Chief among them was ISU’s ability to handle adversity. The Sycamores did so miles better than they did against the Hoosiers. ISU suffered an opening kickoff return for a touchdown, lost their best receiving target (Jamar Brown) on the second series and went through a rough patch where the offensive line struggled, which resulted in quarterback Mike Perish being sacked five times.
“We made it through some adverse situations. Some of those plays killed drives. If we get rid of those drive-killers, I think it shows we have a lot of potential,” Perish said.
But the Sycamores still stayed the course. After some adroit halftime adjustments, the ISU offense was rolling. Of ISU’s 295 yards of total offense, 224 were gained in the second half.
“The positive is we played together really well. Against a team like Purdue, we showed we can compete and we showed we can gain some respect. Next time, we just need to get a victory,” said ISU wide receiver Demory Lawshe, who had one of ISU’s two second half touchdowns.
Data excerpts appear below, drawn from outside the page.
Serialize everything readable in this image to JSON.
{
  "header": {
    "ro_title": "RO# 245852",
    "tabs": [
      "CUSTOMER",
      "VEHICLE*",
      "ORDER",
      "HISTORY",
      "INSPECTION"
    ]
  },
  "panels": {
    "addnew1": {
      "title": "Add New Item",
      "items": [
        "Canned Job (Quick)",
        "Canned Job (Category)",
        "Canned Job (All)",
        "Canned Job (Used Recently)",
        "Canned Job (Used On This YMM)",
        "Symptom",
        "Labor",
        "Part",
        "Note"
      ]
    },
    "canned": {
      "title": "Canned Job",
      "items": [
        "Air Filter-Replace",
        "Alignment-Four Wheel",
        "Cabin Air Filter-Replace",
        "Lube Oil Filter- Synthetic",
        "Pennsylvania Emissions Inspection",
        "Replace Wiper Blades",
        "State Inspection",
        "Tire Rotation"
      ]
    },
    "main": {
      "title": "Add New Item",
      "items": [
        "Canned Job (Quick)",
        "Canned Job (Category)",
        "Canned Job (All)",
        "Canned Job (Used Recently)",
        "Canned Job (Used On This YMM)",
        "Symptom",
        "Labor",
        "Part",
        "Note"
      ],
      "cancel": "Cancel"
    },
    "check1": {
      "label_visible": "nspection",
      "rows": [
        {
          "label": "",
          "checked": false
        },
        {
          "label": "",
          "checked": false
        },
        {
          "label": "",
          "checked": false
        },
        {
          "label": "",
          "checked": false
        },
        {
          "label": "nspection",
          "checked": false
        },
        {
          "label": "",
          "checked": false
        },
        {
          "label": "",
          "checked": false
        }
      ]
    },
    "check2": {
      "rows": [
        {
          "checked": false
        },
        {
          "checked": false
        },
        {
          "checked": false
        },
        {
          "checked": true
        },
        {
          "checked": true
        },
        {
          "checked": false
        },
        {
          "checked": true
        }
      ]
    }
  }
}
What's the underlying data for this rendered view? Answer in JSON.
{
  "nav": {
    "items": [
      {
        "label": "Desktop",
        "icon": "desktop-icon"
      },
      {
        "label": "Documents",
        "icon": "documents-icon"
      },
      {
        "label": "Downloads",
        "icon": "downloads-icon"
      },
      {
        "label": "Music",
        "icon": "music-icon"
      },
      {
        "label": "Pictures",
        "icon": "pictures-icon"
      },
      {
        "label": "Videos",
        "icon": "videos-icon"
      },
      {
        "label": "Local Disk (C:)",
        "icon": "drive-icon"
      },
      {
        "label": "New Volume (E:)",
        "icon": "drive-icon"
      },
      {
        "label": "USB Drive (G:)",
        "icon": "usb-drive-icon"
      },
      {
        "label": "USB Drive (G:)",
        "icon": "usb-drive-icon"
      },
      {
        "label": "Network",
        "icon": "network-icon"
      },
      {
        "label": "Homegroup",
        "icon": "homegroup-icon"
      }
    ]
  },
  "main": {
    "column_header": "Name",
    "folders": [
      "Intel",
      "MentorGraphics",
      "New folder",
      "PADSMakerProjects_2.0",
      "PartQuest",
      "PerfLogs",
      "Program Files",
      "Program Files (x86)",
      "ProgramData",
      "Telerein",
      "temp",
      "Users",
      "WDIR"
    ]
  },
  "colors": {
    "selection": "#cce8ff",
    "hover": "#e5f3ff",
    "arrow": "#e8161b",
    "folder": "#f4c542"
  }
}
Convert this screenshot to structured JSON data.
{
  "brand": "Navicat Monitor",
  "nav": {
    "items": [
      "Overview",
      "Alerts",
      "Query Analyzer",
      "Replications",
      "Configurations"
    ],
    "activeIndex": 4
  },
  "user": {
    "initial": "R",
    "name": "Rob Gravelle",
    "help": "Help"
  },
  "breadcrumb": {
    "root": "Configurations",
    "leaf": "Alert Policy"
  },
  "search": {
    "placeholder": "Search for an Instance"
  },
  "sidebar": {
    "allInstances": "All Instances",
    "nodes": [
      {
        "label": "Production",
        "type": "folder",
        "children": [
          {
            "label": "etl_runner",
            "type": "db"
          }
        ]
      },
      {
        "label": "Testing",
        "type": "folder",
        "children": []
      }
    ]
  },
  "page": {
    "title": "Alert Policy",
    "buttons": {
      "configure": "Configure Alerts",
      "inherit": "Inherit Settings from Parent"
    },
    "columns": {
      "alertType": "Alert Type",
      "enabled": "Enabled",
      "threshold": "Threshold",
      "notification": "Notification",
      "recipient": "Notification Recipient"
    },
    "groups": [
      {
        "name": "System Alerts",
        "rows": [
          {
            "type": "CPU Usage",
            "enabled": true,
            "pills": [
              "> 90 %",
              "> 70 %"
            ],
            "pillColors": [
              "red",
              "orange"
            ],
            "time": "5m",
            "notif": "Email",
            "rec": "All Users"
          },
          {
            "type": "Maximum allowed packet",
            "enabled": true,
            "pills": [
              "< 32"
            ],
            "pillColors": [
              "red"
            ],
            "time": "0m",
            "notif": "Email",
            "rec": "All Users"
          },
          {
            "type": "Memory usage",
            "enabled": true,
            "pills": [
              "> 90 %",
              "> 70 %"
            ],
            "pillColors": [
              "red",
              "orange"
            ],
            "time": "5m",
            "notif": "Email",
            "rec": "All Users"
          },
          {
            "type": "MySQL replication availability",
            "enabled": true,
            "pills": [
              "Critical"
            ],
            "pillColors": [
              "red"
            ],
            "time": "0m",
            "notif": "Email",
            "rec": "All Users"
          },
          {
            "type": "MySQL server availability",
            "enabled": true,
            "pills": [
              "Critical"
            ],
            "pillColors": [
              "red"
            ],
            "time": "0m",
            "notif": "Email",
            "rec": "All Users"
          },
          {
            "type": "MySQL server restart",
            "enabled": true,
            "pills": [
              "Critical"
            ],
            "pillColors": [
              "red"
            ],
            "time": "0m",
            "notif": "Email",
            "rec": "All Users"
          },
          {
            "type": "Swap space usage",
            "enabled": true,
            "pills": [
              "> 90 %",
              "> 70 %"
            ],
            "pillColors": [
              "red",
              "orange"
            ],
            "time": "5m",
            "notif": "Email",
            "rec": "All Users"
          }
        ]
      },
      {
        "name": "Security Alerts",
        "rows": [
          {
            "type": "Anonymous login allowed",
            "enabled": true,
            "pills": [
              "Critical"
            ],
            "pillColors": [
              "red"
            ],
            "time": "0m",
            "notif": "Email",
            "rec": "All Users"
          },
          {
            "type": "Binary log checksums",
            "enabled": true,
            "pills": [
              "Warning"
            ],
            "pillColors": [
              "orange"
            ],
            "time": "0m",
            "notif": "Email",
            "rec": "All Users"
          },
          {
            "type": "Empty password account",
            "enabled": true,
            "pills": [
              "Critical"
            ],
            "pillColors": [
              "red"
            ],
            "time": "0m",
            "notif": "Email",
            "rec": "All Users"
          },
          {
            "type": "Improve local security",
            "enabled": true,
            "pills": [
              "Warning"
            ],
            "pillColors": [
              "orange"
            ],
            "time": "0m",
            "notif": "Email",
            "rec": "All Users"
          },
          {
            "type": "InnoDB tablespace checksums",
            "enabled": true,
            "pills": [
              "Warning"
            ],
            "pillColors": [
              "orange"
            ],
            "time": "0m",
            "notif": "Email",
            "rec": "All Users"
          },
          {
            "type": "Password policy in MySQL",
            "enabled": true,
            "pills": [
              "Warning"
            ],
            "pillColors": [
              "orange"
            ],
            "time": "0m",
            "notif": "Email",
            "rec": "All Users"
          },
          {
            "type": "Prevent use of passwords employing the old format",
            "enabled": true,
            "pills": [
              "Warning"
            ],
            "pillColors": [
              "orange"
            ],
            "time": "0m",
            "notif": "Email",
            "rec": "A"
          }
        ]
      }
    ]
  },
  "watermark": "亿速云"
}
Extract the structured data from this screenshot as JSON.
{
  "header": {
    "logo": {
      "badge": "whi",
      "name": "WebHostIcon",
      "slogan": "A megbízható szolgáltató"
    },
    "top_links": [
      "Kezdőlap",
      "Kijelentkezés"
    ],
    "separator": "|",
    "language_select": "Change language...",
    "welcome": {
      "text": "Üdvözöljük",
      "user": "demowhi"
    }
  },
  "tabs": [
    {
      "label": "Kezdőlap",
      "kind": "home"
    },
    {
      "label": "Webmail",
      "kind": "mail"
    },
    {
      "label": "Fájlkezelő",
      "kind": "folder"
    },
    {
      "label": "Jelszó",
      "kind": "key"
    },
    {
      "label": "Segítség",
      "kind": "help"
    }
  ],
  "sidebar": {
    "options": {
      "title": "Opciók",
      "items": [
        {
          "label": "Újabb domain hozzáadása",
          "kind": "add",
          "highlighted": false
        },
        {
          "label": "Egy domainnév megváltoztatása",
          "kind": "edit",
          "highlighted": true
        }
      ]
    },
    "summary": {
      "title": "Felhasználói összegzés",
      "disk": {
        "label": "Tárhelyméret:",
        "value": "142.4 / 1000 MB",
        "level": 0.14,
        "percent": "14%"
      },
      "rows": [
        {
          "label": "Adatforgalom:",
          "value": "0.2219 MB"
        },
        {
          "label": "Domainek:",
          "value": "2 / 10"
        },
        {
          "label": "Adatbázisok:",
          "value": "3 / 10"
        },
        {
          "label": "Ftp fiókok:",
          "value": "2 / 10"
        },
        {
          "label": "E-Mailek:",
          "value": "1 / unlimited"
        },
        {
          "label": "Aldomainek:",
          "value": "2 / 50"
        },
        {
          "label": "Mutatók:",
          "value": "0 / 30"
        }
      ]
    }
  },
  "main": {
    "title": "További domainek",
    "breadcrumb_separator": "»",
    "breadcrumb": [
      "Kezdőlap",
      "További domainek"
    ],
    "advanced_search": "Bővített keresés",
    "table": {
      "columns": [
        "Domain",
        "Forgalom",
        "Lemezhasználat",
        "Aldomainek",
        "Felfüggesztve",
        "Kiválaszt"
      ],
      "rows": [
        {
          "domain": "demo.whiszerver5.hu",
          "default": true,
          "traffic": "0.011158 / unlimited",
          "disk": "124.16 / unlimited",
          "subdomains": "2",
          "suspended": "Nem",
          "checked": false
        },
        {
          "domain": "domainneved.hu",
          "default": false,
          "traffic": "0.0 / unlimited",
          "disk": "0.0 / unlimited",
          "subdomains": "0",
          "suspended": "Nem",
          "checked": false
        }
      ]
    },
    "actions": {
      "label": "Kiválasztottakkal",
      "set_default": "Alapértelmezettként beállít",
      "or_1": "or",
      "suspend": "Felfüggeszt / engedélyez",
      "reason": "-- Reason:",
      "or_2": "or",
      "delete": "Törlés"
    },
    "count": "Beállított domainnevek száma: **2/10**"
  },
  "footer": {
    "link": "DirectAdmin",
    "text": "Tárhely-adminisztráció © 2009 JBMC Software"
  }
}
The biggest thing ISU proved was that it could move the ball without the services of running back Shakir Bell. For the offense to operate without the player who accounted for nearly 50 percent of their gains from scrimmage in 2012 is a wonderful thing.
After being exploited in equal parts via the run and pass against Indiana, ISU’s defense took a significant step forward. Purdue might not be on-task offensively at this stage of the season, but ISU made the Boilermakers that way on Saturday.
Quarterback Rob Henry never got comfortable. Purdue’s running backs broke some runs, but not with any consistency. And the goal line stands by ISU’s defensive line and linebackers? Those are the kind of moments that cement a defense and make it whole.
“We don’t like to take moral victories, but that’s a Big Ten team. They’re a good team, a physical team, but I think our defense showed we can play with anyone in the nation,” ISU safety Mark Sewall said.
The special teams? They still need work, but you can’t have it all. A kick return was given up and a punt was blocked. But the special teams even got better as time went on, evidenced by Jordon Stangler’s perfect coffin corner punt late in the fourth quarter.
Bottom line is that the feeling of unease (dread?) for ISU’s prospects this season that came out of the Indiana game dissipated. Now, ISU can move forward with a sense of purpose, and can also know that they have the ability to make the IU loss an aberration not the norm.
Even if it was all accomplished in the context of defeat.
“This is a journey, it’s not a destination. We’re on the way to making ourselves a great football team. We’re not there yet. We should have won today. If we’re a great football team, we win today,” Sanford said.
Great? No. Better? Without a doubt.
It’s a moral victory. Don’t run away from it. Wear it well.